We’ll also keep pushing new efforts to train workers for changing jobs….

Families and taxpayers can’t just keep paying more and more into an undisciplined [higher education] system; we’ve got to get more out of what we pay for… And in the coming months, I will lay out an aggressive strategy to shake up the system, tackle rising costs, and improve value for middle-class students and their families.

The president completed his vision for rebuilding “an economy that grows from the middle out” by calling for increased access to affordable health care and retirement security and a minimum wage that is a living wage: “And because no one who works full-time in America should have to live in poverty, I will keep making the case that we need to raise a minimum wage that in real terms is lower than it was when Ronald Reagan took office.”

The one subject on which Obama sounded more like a conservative than a progressive was retirement security. “Today, a rising stock market has millions of retirement balances rising. But we still live with an upside-down system where those at the top get generous tax incentives to save, while tens of millions of hardworking Americans get none at all.”

But “millions of retirement balances are rising” in a “rising stock market” only because the Fed Reserve’s policy of quantitative easing has “artificially juiced up” an asset bubble. Is the same president, who earlier in the speech criticized the pre-2008 bubble economy, now taking credit for the bubble-like reflation of the stock market? Alas, it appears so.

Instead of expanding the successful Social Security program, President Obama echoes the Wall Street wing of the Right with a call to expand the failed, inefficient system of private savings accounts like 401(k)s and IRAs. “As we work to reform our tax code, we should find new ways to make it easier for workers to put money away, and free middle-class families from the fear that they’ll never be able to retire.”

No, Mr. President, we don’t need to “find new ways to make it easier for workers to put money away” in volatile private retirement savings accounts, with banks or money managers skimming exorbitant fees. We need to  expand Social Security.

With the lamentable exception of his right-leaning, Wall Street-friendly approach to retirement security, the president has provided a road map that most progressives can endorse.

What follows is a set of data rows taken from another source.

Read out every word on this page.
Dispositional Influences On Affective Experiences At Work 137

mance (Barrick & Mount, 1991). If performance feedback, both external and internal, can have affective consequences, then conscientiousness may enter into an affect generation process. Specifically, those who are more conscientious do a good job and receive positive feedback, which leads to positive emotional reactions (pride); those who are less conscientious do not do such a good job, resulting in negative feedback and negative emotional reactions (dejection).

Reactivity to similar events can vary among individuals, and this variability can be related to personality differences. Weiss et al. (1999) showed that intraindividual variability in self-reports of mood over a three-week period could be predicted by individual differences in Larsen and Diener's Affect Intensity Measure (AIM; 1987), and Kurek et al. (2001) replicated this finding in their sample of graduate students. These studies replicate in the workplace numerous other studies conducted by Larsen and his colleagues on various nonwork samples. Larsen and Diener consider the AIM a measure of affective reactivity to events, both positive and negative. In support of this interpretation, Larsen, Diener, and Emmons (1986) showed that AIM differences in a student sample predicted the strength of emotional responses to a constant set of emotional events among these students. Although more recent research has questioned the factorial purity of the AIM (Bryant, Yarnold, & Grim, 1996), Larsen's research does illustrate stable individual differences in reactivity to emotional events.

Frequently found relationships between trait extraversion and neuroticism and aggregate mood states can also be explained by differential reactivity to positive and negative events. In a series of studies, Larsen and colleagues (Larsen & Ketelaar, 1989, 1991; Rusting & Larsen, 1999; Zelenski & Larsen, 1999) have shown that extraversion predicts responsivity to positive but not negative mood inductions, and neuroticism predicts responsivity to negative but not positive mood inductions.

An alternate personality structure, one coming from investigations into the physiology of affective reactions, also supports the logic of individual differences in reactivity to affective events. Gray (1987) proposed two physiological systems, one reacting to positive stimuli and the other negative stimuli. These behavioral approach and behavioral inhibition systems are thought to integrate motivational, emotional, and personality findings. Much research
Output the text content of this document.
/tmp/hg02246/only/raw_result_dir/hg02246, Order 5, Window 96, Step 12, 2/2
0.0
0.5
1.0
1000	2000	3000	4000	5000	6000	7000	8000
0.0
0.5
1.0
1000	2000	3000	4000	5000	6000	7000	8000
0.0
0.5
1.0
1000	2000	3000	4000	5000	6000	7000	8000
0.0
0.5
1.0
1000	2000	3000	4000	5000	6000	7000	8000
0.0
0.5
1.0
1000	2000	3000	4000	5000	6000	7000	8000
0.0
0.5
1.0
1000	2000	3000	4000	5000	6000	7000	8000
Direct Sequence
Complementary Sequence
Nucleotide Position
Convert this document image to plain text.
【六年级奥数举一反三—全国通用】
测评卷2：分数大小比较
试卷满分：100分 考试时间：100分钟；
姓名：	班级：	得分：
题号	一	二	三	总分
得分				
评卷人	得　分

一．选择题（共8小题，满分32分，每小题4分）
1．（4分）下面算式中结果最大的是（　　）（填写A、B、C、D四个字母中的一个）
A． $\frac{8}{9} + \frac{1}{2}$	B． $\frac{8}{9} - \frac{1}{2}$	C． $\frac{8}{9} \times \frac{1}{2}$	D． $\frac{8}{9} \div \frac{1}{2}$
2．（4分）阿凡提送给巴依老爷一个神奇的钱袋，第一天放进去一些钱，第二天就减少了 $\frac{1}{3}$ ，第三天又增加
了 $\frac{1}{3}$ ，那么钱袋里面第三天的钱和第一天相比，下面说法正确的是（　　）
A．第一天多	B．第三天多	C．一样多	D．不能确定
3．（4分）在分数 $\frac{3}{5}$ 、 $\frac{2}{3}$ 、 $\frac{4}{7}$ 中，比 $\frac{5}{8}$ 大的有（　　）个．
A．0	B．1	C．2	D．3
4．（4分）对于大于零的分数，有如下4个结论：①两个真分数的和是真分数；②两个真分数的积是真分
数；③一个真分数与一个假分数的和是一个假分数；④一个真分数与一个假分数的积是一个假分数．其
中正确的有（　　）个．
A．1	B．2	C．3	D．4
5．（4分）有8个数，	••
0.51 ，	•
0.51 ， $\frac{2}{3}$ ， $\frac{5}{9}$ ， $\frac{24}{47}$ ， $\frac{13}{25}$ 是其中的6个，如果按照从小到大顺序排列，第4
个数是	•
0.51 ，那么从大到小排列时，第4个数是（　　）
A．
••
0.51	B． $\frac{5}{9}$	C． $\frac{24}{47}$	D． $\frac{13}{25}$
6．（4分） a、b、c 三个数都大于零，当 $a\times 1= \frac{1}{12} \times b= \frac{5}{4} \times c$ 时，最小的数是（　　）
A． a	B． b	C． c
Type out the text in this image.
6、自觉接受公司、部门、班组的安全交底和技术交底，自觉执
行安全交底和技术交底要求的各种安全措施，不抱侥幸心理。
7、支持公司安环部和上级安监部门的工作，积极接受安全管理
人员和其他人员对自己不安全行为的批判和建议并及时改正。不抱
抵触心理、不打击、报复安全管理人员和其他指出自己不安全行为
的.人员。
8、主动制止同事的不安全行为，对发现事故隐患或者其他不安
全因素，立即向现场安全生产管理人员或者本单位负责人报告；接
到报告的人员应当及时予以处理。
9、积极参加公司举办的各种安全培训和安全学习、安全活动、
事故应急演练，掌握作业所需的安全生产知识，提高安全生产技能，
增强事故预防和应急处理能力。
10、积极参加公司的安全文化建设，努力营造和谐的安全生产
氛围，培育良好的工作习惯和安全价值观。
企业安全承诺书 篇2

For a radical contrast, we can turn to the “ House Republican Plan for Economic Growth and Jobs” that was publicized as an alternative to Obama’s speech. Unlike Obama, the House Republican leadership does not bother to set forth a historical narrative about the de-linking of productivity growth and income for most Americans in the last generation. But then, we already know the conservative Republican historical narrative — the U.S. economy was just fine in the age of the Robber Barons between the 1870s and the 1920s, with even more concentrated wealth and even more extreme inequality, before Franklin Roosevelt screwed everything up. Reform for today’s radicalized right means undoing almost every reform enacted since the New Deal, if not the Progressive era, and trying to restore the savage, unregulated capitalism of the late nineteenth century.